In the 1920s “Golden
Age of Sports,” “Big Bill” ranked with baseball’s Babe Ruth, golf’s Bobby
Jones, boxing’s Jack Dempsey, and football’s Red Grange as undisputed masters.
His arsenal—chops, slices, spins, along with a “Cannonball” serve all the more
devastating for being so uncommon and unexpected—utterly unnerved opponents. His record atop his sport was astonishing:
* the only
man to have won the American singles title six years in a row;
* America’s top-ranked player every
year between 1924 and 1934;
* the first American to win at Wimbledon, which he
did on three times, the last occasion at age 38.
The physical grace with which he carried himself on
court was belied by his determination to reach the top. Unlike many of
today’s players, he not only started late in the sport, but even then did not
display particular ability for a while. (He couldn’t even make his college team
at the University of Pennsylvania, and did not reach the finals at Forest Hills
until he was 25.)
Once he became a champion, Tilden was intent on
playing “my own sweet game," which could involve:
*deliberately making mistakes and falling behind to
make his matches more competitive;
*imitating his opponent’s game just to see if he
could do it better; and
*giving points away when he felt a line judge made a
mistake in his favor.
The tennis court was never really a big enough arena
for Tilden. He also aspired to the stage and screen, even though his acting
ability was, at best, limited. (He only got to play Dracula on Broadway by
ponying up the money himself.) He counted stars like Charlie Chaplin, Katharine
Hepburn, and Douglas Fairbanks Sr. as friends, and even gave some tennis
lessons.
In one of his avocations, author, Tilden inadvertently
anticipated his own fall, in a novel called Glory's
Net (1930), when the protagonist’s career and personal life disintegrate. For
a long time, he had managed to repress his homosexual instincts. But after his
travels in his late 30s, particularly in Weimar Berlin, his associations with
youths became more noticeable—and dangerous.

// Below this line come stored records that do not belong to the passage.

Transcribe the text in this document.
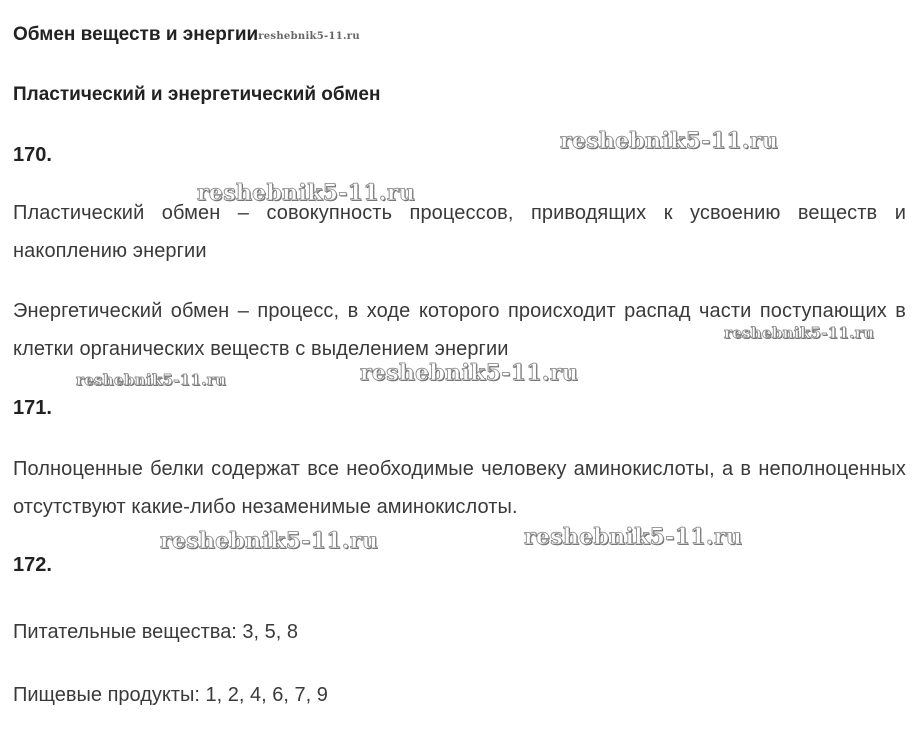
Обмен веществ и энергииreshebnik5-11.ru
Пластический и энергетический обмен
170.
Пластический обмен – совокупность процессов, приводящих к усвоению веществ и накоплению энергии
Энергетический обмен – процесс, в ходе которого происходит распад части поступающих в клетки органических веществ с выделением энергии
171.
Полноценные белки содержат все необходимые человеку аминокислоты, а в неполноценных отсутствуют какие-либо незаменимые аминокислоты.
172.
Питательные вещества: 3, 5, 8
Пищевые продукты: 1, 2, 4, 6, 7, 9
reshebnik5-11.ru
reshebnik5-11.ru
reshebnik5-11.ru
reshebnik5-11.ru	reshebnik5-11.ru
reshebnik5-11.ru	reshebnik5-11.ru
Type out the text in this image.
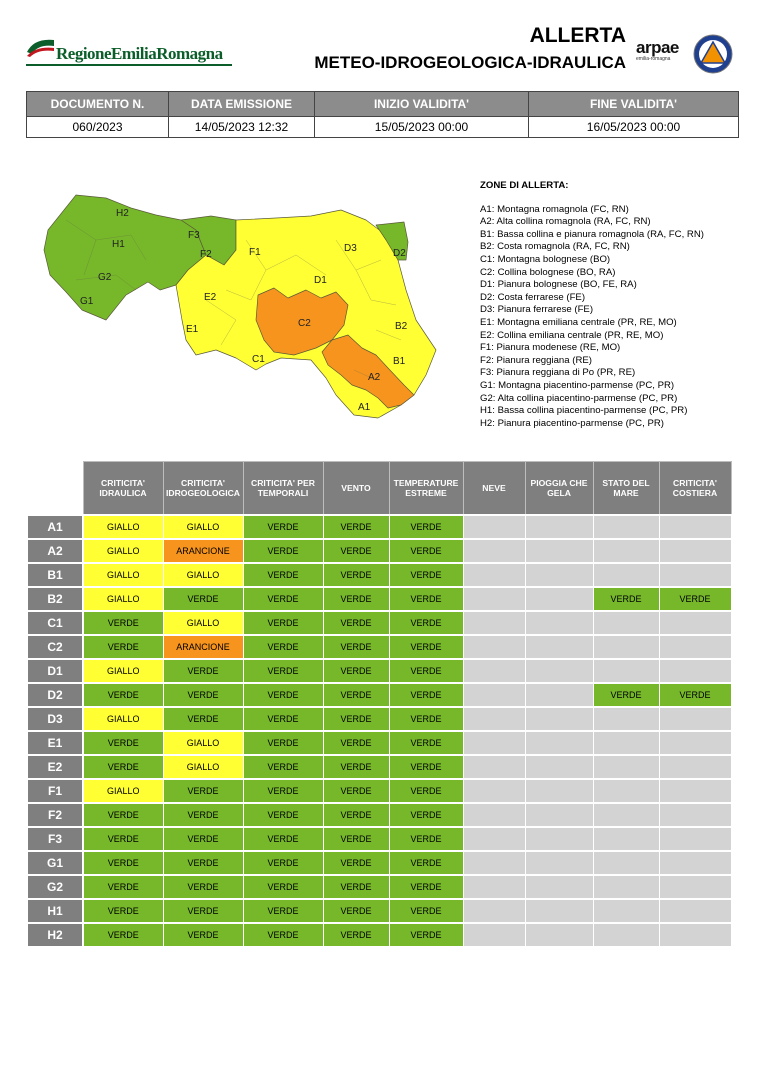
RegioneEmiliaRomagna
ALLERTA
METEO-IDROGEOLOGICA-IDRAULICA
arpae
emilia-romagna
DOCUMENTO N.	DATA EMISSIONE	INIZIO VALIDITA'	FINE VALIDITA'
060/2023	14/05/2023 12:32	15/05/2023 00:00	16/05/2023 00:00
H2
H1
G2
G1
F3
F2	F1
E2
E1
C2
C1
D3	D2
D1
B2
B1
A2
A1
ZONE DI ALLERTA:
A1: Montagna romagnola (FC, RN)
A2: Alta collina romagnola (RA, FC, RN)
B1: Bassa collina e pianura romagnola (RA, FC, RN)
B2: Costa romagnola (RA, FC, RN)
C1: Montagna bolognese (BO)
C2: Collina bolognese (BO, RA)
D1: Pianura bolognese (BO, FE, RA)
D2: Costa ferrarese (FE)
D3: Pianura ferrarese (FE)
E1: Montagna emiliana centrale (PR, RE, MO)
E2: Collina emiliana centrale (PR, RE, MO)
F1: Pianura modenese (RE, MO)
F2: Pianura reggiana (RE)
F3: Pianura reggiana di Po (PR, RE)
G1: Montagna piacentino-parmense (PC, PR)
G2: Alta collina piacentino-parmense (PC, PR)
H1: Bassa collina piacentino-parmense (PC, PR)
H2: Pianura piacentino-parmense (PC, PR)
	CRITICITA' IDRAULICA	CRITICITA' IDROGEOLOGICA	CRITICITA' PER TEMPORALI	VENTO	TEMPERATURE ESTREME	NEVE	PIOGGIA CHE GELA	STATO DEL MARE	CRITICITA' COSTIERA
A1	GIALLO	GIALLO	VERDE	VERDE	VERDE				
A2	GIALLO	ARANCIONE	VERDE	VERDE	VERDE				
B1	GIALLO	GIALLO	VERDE	VERDE	VERDE				
B2	GIALLO	VERDE	VERDE	VERDE	VERDE			VERDE	VERDE
C1	VERDE	GIALLO	VERDE	VERDE	VERDE				
C2	VERDE	ARANCIONE	VERDE	VERDE	VERDE				
D1	GIALLO	VERDE	VERDE	VERDE	VERDE				
D2	VERDE	VERDE	VERDE	VERDE	VERDE			VERDE	VERDE
D3	GIALLO	VERDE	VERDE	VERDE	VERDE				
E1	VERDE	GIALLO	VERDE	VERDE	VERDE				
E2	VERDE	GIALLO	VERDE	VERDE	VERDE				
F1	GIALLO	VERDE	VERDE	VERDE	VERDE				
F2	VERDE	VERDE	VERDE	VERDE	VERDE				
F3	VERDE	VERDE	VERDE	VERDE	VERDE				
G1	VERDE	VERDE	VERDE	VERDE	VERDE				
G2	VERDE	VERDE	VERDE	VERDE	VERDE				
H1	VERDE	VERDE	VERDE	VERDE	VERDE				
H2	VERDE	VERDE	VERDE	VERDE	VERDE				
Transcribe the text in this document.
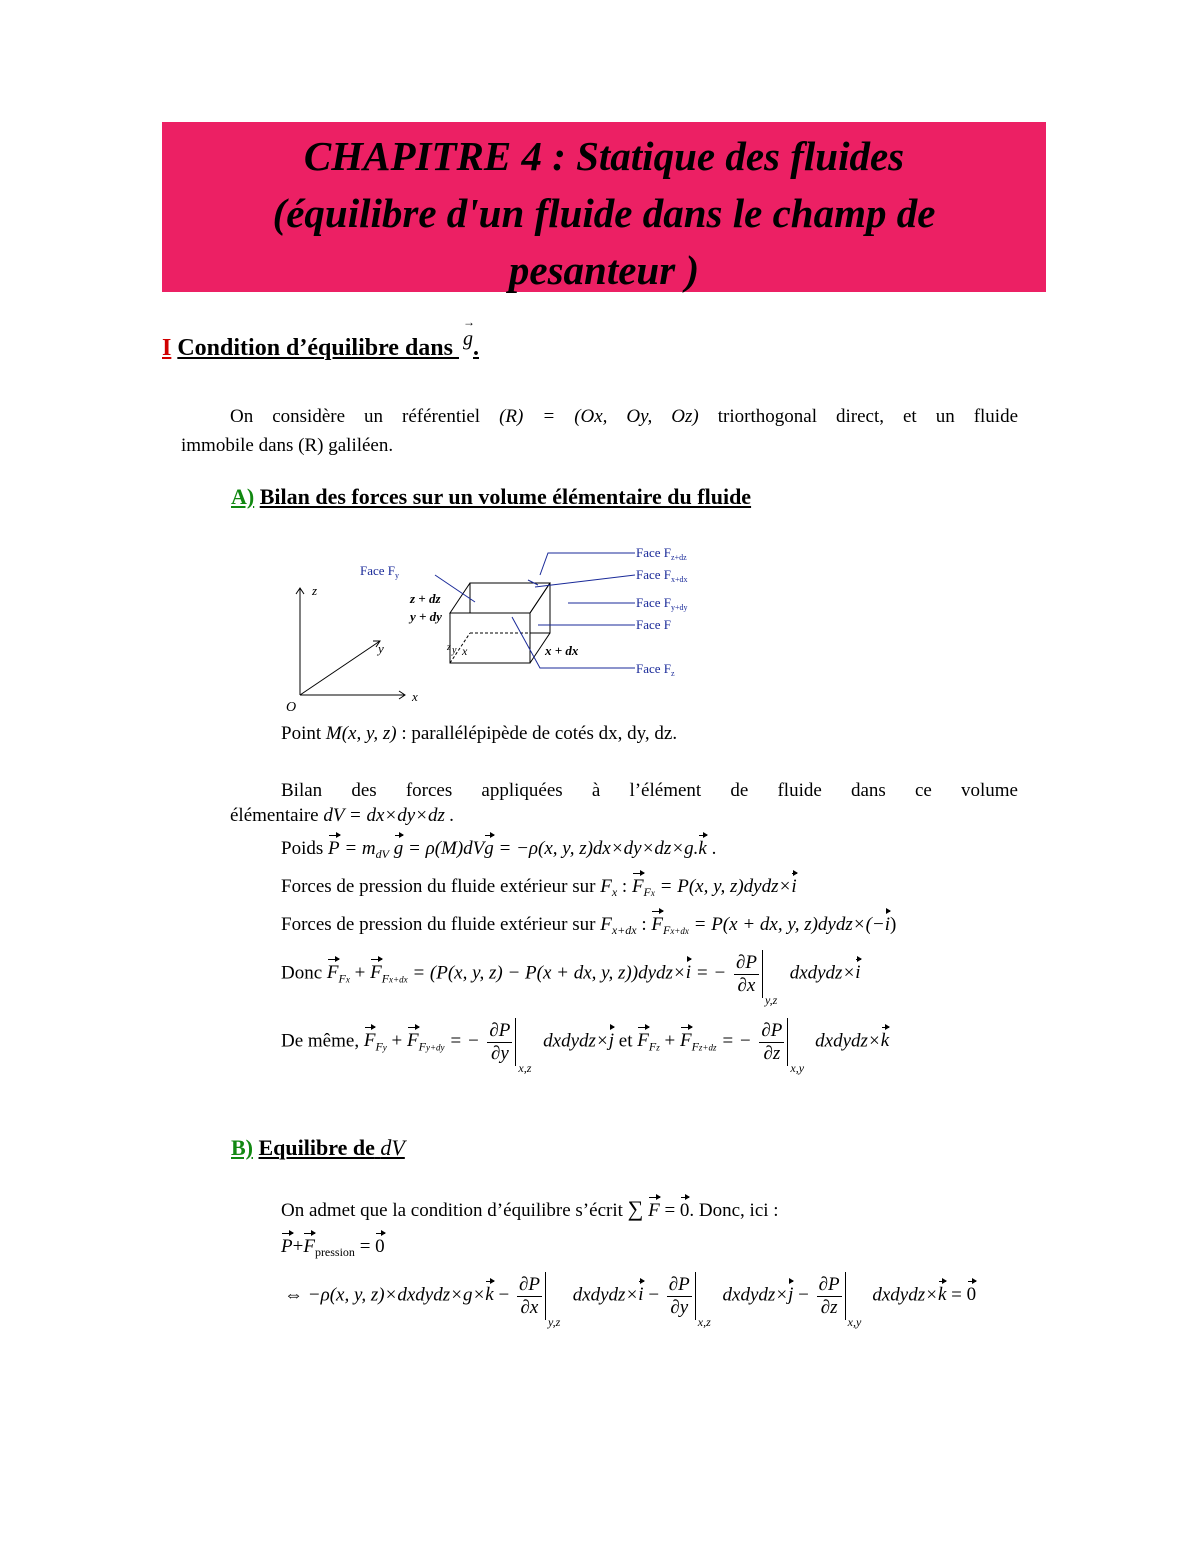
CHAPITRE 4 : Statique des fluides
(équilibre d'un fluide dans le champ de
pesanteur )
I Condition d’équilibre dans → g.
On considère un référentiel (R) = (Ox, Oy, Oz) triorthogonal direct, et un fluide
immobile dans (R) galiléen.
A) Bilan des forces sur un volume élémentaire du fluide
z
y
x
O
z + dz
y + dy
y
z x	x + dx
Face $F_y$
Face $F_{z+dz}$
Face $F_{x+dx}$
Face $F_{y+dy}$
Face F
Face $F_z$
Point M(x, y, z) : parallélépipède de cotés dx, dy, dz.
Bilan des forces appliquées à l’élément de fluide dans ce volume
élémentaire dV = dx×dy×dz .
Poids $P = m_{dV}$ g = ρ(M)dVg = −ρ(x, y, z)dx×dy×dz×g.k .
Forces de pression du fluide extérieur sur $F_x$ : $F_{Fx} = P(x$, y, z)dydz×i
Forces de pression du fluide extérieur sur $F_{x+dx}$ : $F_{Fx+dx} = P(x$ + dx, y, z)dydz×(−i)
Donc $F_{Fx} + F_{Fx+dx} = (P(x$, y, z) − P(x + dx, y, z))dydz×i = − $\frac{\partial P}{\partial x}$
y,z
dxdydz×i
De même, $F_{Fy} + F_{Fy+dy}$ = − $\frac{\partial P}{\partial y}$
x,z
dxdydz×j et $F_{Fz} + F_{Fz+dz}$ = − $\frac{\partial P}{\partial z}$
x,y
dxdydz×k
B) Equilibre de dV
On admet que la condition d’équilibre s’écrit ∑ F = 0. Donc, ici :
$P+F_{pression} = 0$
⇔ −ρ(x, y, z)×dxdydz×g×k − $\frac{\partial P}{\partial x}$
y,z
dxdydz×i − $\frac{\partial P}{\partial y}$
x,z
dxdydz×j − $\frac{\partial P}{\partial z}$
x,y
dxdydz×k = 0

One who had taken note of this was Vladimir Nabokov.
His novel Lolita features a former
tennis champion that Humbert Humbert allows to teach the title character
knowing that this gay instructor will never seduce the girl. As if the
circumstances surrounding this former pro hadn’t been enough of a clue to the
inspiration, Nabokov planted a clue in his name, Ned Litam – a characteristically
wicked bit of wordplay, “Ma Tilden” spelled backwards.
His reputation was becoming so bad into the Forties that
teenage boys who practiced with him were advised not to get into a car or a
room alone with him. Then, within three years, he was jailed twice—first for
engaging in a sexual act with a teenage prostitute on Sunset Boulevard in Los
Angeles, then for groping a teenage hitchhiker.
After that, Tilden became a pariah—blackballed by
clubs that once threw wide its doors for him, and even erased from the register
of graduates maintained by his alma mater, Penn. As late as last year, an
attempt to erect a plaque honoring his accomplishments at the entrance of
Tilden’s home court, the Germantown Cricket Club, was rejected. His case, not unlike the Metropolitan Opera's James Levine, throws into sharp relief the question of how much to continue to honor a figure of major accomplishments whose conduct exceeds social norms and the law.